Does technology in store really improve your shopping experience? Is the promise of self-service something that the average shopper wants? Who indeed is the average shopper and who’s to say what they want?
I’ve recently spent time visiting various stores within the US with a focus on comparing technology driving self-service versus good old-fashioned checkouts. Both formats have their place and stores that have a good balance between the two are obviously going to please more people, but it’s becoming apparent that some stores lean in a certain direction.
Back in April 2018, Walmart put the brakes on their Mobile Express Scan & Go roll out, and to me that makes perfect sense. I personally don’t want to scan my own goods, bag them as I go and still have to make my way through the Express line on the way out of the store. My local Walmart did offer this service and I don’t remember ever seeing anyone use it, so maybe I’m not alone in preferring to pay and bag at a check out.
At the Kroger store I visited, it was the opposite. Their brand new store offered something I really did like and did not involve any technology. You simply took your cart to checkout and they unpacked, scanned and repacked all your goods for you. At first, I must admit I felt a little guilty stepping back and watching someone else removing all the items from my over-full cart (even though I assured myself I was only going to buy milk), but it felt good to receive true customer service.
The Kroger story does not end there, unfortunately (or fortunately if you prefer) on my next visit fewer staffed checkouts were open and more self-scanning checkouts were deployed. When you have a full cart, the last thing you want to see is two open checkouts and 12 self-scanning checkouts.
This got me thinking, are shopping habits really changing? Do people visit stores more and buy less items because they want to or are they avoiding long lines at checkout and skipping through the self-scanners?

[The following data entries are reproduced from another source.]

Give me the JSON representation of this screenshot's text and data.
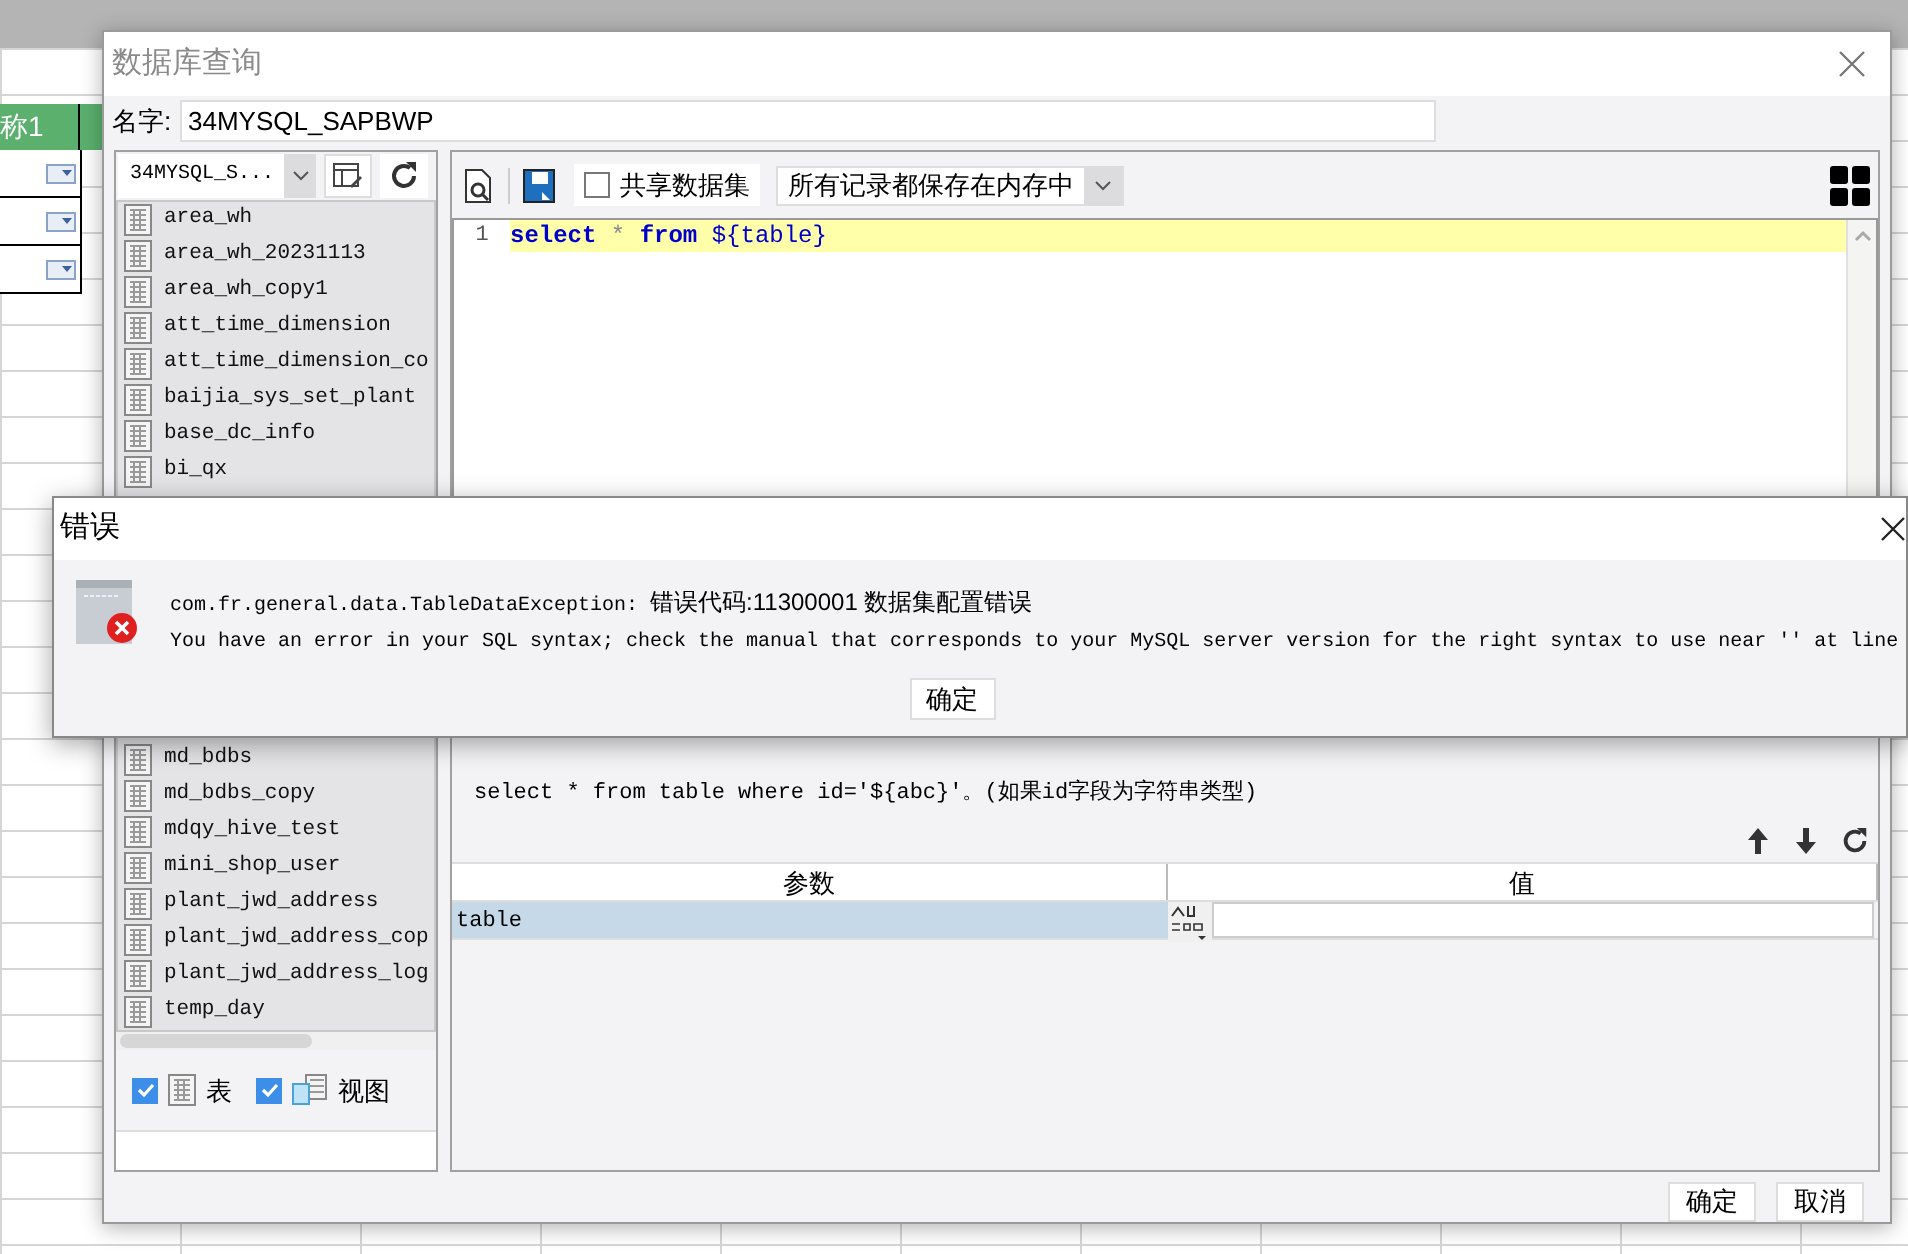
{
  "sheet": {
    "headers": [
      "称1"
    ]
  },
  "dialog": {
    "title": "数据库查询",
    "name_label": "名字:",
    "name_value": "34MYSQL_SAPBWP",
    "connection": "34MYSQL_S...",
    "tables_top": [
      "area_wh",
      "area_wh_20231113",
      "area_wh_copy1",
      "att_time_dimension",
      "att_time_dimension_co",
      "baijia_sys_set_plant",
      "base_dc_info",
      "bi_qx"
    ],
    "tables_bottom": [
      "md_bdbs",
      "md_bdbs_copy",
      "mdqy_hive_test",
      "mini_shop_user",
      "plant_jwd_address",
      "plant_jwd_address_cop",
      "plant_jwd_address_log",
      "temp_day"
    ],
    "filters": [
      {
        "label": "表",
        "checked": true,
        "kind": "table"
      },
      {
        "label": "视图",
        "checked": true,
        "kind": "view"
      }
    ],
    "share_checkbox": {
      "label": "共享数据集",
      "checked": false
    },
    "storage_select": "所有记录都保存在内存中",
    "editor": {
      "lines": [
        {
          "number": "1",
          "highlighted": true,
          "tokens": [
            {
              "text": "select",
              "kind": "keyword"
            },
            {
              "text": " * ",
              "kind": "operator"
            },
            {
              "text": "from",
              "kind": "keyword"
            },
            {
              "text": " ${table}",
              "kind": "variable"
            }
          ]
        }
      ]
    },
    "hint_lines": [
      "select * from table where id='${abc}'。(如果id字段为字符串类型)"
    ],
    "params": {
      "columns": [
        "参数",
        "值"
      ],
      "rows": [
        {
          "name": "table",
          "selected": true
        }
      ]
    },
    "buttons": [
      "确定",
      "取消"
    ]
  },
  "error_dialog": {
    "title": "错误",
    "exception": "com.fr.general.data.TableDataException:",
    "message": "错误代码:11300001 数据集配置错误",
    "detail": "You have an error in your SQL syntax; check the manual that corresponds to your MySQL server version for the right syntax to use near '' at line",
    "button": "确定"
  }
}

Now back to Walmart as I recently used the Check Out With Me service in the Lawn & Garden Center, and enjoyed it. It’s like a glorified Scan & Go but with someone else does the scanning. Trialling this in the Lawn & Garden Center is ideal. Walmart associates with cellular devices and Bluetooth printers can check out customers and provide a receipt on the spot. Customers no longer need to venture inside the physical store to pay for items like mulch, soil and flowers.
It appears that the future of the checkout experience is variety.

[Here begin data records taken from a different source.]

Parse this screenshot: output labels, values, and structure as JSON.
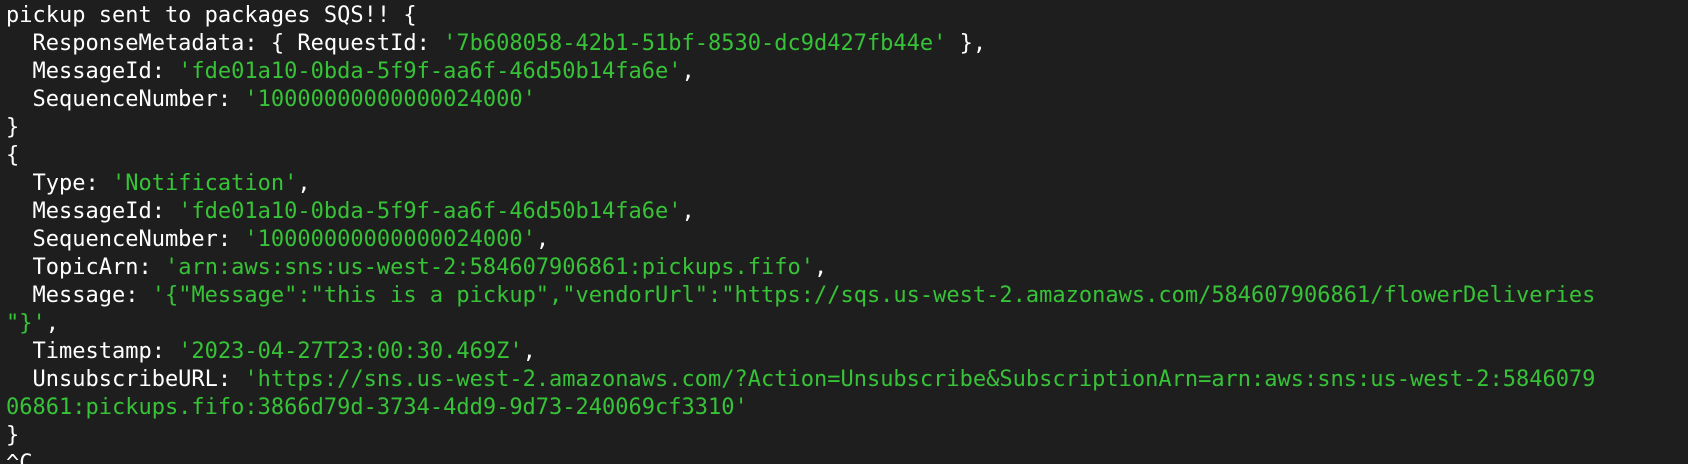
{
  "colors": {
    "background": "#1e1e1e",
    "text": "#ffffff",
    "string": "#37c337"
  },
  "lines": [
    [
      {
        "t": "pickup sent to packages SQS!! {",
        "c": "w"
      }
    ],
    [
      {
        "t": "  ResponseMetadata: { RequestId: ",
        "c": "w"
      },
      {
        "t": "'7b608058-42b1-51bf-8530-dc9d427fb44e'",
        "c": "s"
      },
      {
        "t": " },",
        "c": "w"
      }
    ],
    [
      {
        "t": "  MessageId: ",
        "c": "w"
      },
      {
        "t": "'fde01a10-0bda-5f9f-aa6f-46d50b14fa6e'",
        "c": "s"
      },
      {
        "t": ",",
        "c": "w"
      }
    ],
    [
      {
        "t": "  SequenceNumber: ",
        "c": "w"
      },
      {
        "t": "'10000000000000024000'",
        "c": "s"
      }
    ],
    [
      {
        "t": "}",
        "c": "w"
      }
    ],
    [
      {
        "t": "{",
        "c": "w"
      }
    ],
    [
      {
        "t": "  Type: ",
        "c": "w"
      },
      {
        "t": "'Notification'",
        "c": "s"
      },
      {
        "t": ",",
        "c": "w"
      }
    ],
    [
      {
        "t": "  MessageId: ",
        "c": "w"
      },
      {
        "t": "'fde01a10-0bda-5f9f-aa6f-46d50b14fa6e'",
        "c": "s"
      },
      {
        "t": ",",
        "c": "w"
      }
    ],
    [
      {
        "t": "  SequenceNumber: ",
        "c": "w"
      },
      {
        "t": "'10000000000000024000'",
        "c": "s"
      },
      {
        "t": ",",
        "c": "w"
      }
    ],
    [
      {
        "t": "  TopicArn: ",
        "c": "w"
      },
      {
        "t": "'arn:aws:sns:us-west-2:584607906861:pickups.fifo'",
        "c": "s"
      },
      {
        "t": ",",
        "c": "w"
      }
    ],
    [
      {
        "t": "  Message: ",
        "c": "w"
      },
      {
        "t": "'{\"Message\":\"this is a pickup\",\"vendorUrl\":\"https://sqs.us-west-2.amazonaws.com/584607906861/flowerDeliveries",
        "c": "s"
      }
    ],
    [
      {
        "t": "\"}'",
        "c": "s"
      },
      {
        "t": ",",
        "c": "w"
      }
    ],
    [
      {
        "t": "  Timestamp: ",
        "c": "w"
      },
      {
        "t": "'2023-04-27T23:00:30.469Z'",
        "c": "s"
      },
      {
        "t": ",",
        "c": "w"
      }
    ],
    [
      {
        "t": "  UnsubscribeURL: ",
        "c": "w"
      },
      {
        "t": "'https://sns.us-west-2.amazonaws.com/?Action=Unsubscribe&SubscriptionArn=arn:aws:sns:us-west-2:5846079",
        "c": "s"
      }
    ],
    [
      {
        "t": "06861:pickups.fifo:3866d79d-3734-4dd9-9d73-240069cf3310'",
        "c": "s"
      }
    ],
    [
      {
        "t": "}",
        "c": "w"
      }
    ],
    [
      {
        "t": "^C",
        "c": "w"
      }
    ]
  ]
}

It’s no secret, some people love the use of technology while others prefer to talk to staff at the checkout. Even that will change on a daily basis, depending on what you are buying or the quantity of items. Stores are not just looking for a single winning checkout experience, but how many can they offer at the same time. Even then, I still ask the question - Does technology in store really improve your shopping experience? A colleague of mine asked in a previous blog: will convenience be the death of conversation?
Will I really return to a store based on whatever cool tech has been deployed in-store this week, or will product always remain king? Regardless of whether I’m standing in line, scanning goods outside in the rain, paying on my mobile app, I’m buying something – we’re all buying something.
So yes, product is indeed king. Product is what will keep customers returning to store and ultimately, the product experience will outlive the shopping experience. This is why we’re seeing the increase in differentiated private brands as opposed to the aisles of national brand equivalent products. Fancy in-store tech aside, retailers must continually ask themselves: “What makes my product different. And does my product deliver on that brand promise to customers?”